Tuesday, May 13, 2014

TUESDAY TIPS: The Seat of Knowledge

NOVELISTS ARE ODD PEOPLE when it comes to budgets. They think nothing of dropping better than $2,500 on a MacBook Pro with Retina display, and in a way that makes sense (as one novelist told me, "Eric Clapton buys great guitars, and I buy great laptops."). But then when it comes to what they sit in while they use that laptop, they will settle for some of the cheapest junk that the office-supply store (or Goodwill) has to offer.
   I know, I know. I have admitted here, previously, that I do much of my own first-draft writing sitting on a worn piece of wicker patio furniture.  But that's composition; the stuff  that I do early in the morning, before the sun comes up, when I am surrounded in a fog of birdsong and inspiration.
   During the rest of the day, when I'm editing, answering correspondence, doing nonfiction writing and just performing office stuff, I am in a desk chair. And I'm in it a lot: about 2,000 hours a year is a pretty good estimate. That's a lot of backside milage.
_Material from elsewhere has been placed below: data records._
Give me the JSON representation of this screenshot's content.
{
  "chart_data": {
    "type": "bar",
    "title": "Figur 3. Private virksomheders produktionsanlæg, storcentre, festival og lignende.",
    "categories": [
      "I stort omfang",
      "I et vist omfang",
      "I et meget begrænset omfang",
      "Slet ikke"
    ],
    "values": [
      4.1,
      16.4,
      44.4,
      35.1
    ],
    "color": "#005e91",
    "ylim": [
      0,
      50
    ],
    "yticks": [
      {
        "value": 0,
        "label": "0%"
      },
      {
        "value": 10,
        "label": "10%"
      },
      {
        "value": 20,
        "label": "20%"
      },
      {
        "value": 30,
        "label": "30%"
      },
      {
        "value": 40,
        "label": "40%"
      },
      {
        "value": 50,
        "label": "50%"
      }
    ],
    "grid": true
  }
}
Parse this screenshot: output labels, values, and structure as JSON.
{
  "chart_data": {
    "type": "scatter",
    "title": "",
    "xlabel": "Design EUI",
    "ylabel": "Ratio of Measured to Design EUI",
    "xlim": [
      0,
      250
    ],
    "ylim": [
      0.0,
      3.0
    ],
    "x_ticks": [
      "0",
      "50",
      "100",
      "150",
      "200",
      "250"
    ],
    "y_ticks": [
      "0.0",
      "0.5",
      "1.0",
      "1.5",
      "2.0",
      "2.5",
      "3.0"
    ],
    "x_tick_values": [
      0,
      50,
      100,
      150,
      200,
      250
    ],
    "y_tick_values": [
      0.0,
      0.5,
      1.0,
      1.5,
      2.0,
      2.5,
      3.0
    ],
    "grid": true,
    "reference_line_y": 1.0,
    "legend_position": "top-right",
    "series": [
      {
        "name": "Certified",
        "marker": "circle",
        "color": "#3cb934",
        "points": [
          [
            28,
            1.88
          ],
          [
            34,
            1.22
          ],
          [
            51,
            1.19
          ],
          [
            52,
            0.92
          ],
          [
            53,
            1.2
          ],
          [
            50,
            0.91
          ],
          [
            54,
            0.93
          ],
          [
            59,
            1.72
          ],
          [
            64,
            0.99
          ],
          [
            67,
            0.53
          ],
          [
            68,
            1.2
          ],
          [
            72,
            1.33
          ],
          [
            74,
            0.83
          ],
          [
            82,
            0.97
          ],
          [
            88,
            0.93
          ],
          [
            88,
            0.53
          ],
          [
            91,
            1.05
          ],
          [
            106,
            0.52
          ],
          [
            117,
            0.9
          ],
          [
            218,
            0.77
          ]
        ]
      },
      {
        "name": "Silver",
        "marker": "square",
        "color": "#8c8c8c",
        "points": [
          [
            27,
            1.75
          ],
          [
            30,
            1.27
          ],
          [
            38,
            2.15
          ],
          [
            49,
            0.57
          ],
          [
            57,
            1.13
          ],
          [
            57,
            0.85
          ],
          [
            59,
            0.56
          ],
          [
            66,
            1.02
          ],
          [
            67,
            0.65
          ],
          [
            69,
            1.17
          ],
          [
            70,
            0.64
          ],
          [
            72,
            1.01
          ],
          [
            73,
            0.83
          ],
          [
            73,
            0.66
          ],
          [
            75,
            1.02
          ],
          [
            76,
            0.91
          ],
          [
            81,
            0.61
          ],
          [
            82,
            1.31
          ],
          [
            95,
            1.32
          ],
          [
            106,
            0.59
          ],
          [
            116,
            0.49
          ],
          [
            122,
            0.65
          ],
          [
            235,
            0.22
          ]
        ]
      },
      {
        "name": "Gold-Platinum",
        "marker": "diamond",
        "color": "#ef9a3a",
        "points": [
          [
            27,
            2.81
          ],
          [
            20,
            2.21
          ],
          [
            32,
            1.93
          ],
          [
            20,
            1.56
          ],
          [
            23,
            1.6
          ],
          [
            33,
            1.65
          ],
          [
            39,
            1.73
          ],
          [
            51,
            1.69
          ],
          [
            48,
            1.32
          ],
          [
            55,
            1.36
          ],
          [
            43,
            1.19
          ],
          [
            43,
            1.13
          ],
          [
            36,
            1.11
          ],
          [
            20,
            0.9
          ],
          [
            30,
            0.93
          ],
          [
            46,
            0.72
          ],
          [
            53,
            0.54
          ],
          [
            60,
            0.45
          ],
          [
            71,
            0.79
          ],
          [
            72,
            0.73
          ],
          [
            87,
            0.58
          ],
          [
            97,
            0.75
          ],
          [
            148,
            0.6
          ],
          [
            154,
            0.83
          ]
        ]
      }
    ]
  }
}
   Now, before you send the email, I should point out that I have tried some chair alternatives. I have tried working standing up (which made me feel like I was working the counter at McDonald's), and I tried one of those big rubber ball things (for about 20 minutes, after which it felt stupid). And the kneeling-chair made me feel as if I was Anne Boleyn in the chapel.
   So I decided I needed a good chair and, seeing as I usually hold onto a chair at least twice as long as I hold onto a computer, I figured that, for my chair, I should budget at least half of what I would budget for a computer.
   With $1,500 as my budget, then, I went chair-shopping, and wound up selecting (for well under my budgeted amount) the Humanscale Freedom Headrest, adding the gel seat and gel armrests as options. It looks durable and well-designed, and every time I lean back in it, I feel as if I am about to get my teeth cleaned or have a shave (not that far a stretch; the caricaturist Al Hirschfeld used a barber's chair as his office throne). At the desk, I can adjust it so it feels ergonomically perfect before the keyboard, and I keep a footstool behind me, so I can swivel around and put my feet up to do some reading ... or take a nap.
   I'm not spending any more time in the office than I did previously, but I'm getting more done, and feeling more refreshed when I knock off at the end of the day. So I'd say the chair is paying for itself. In fact, it probably did so in the first month.
   And I'm really enjoying the naps.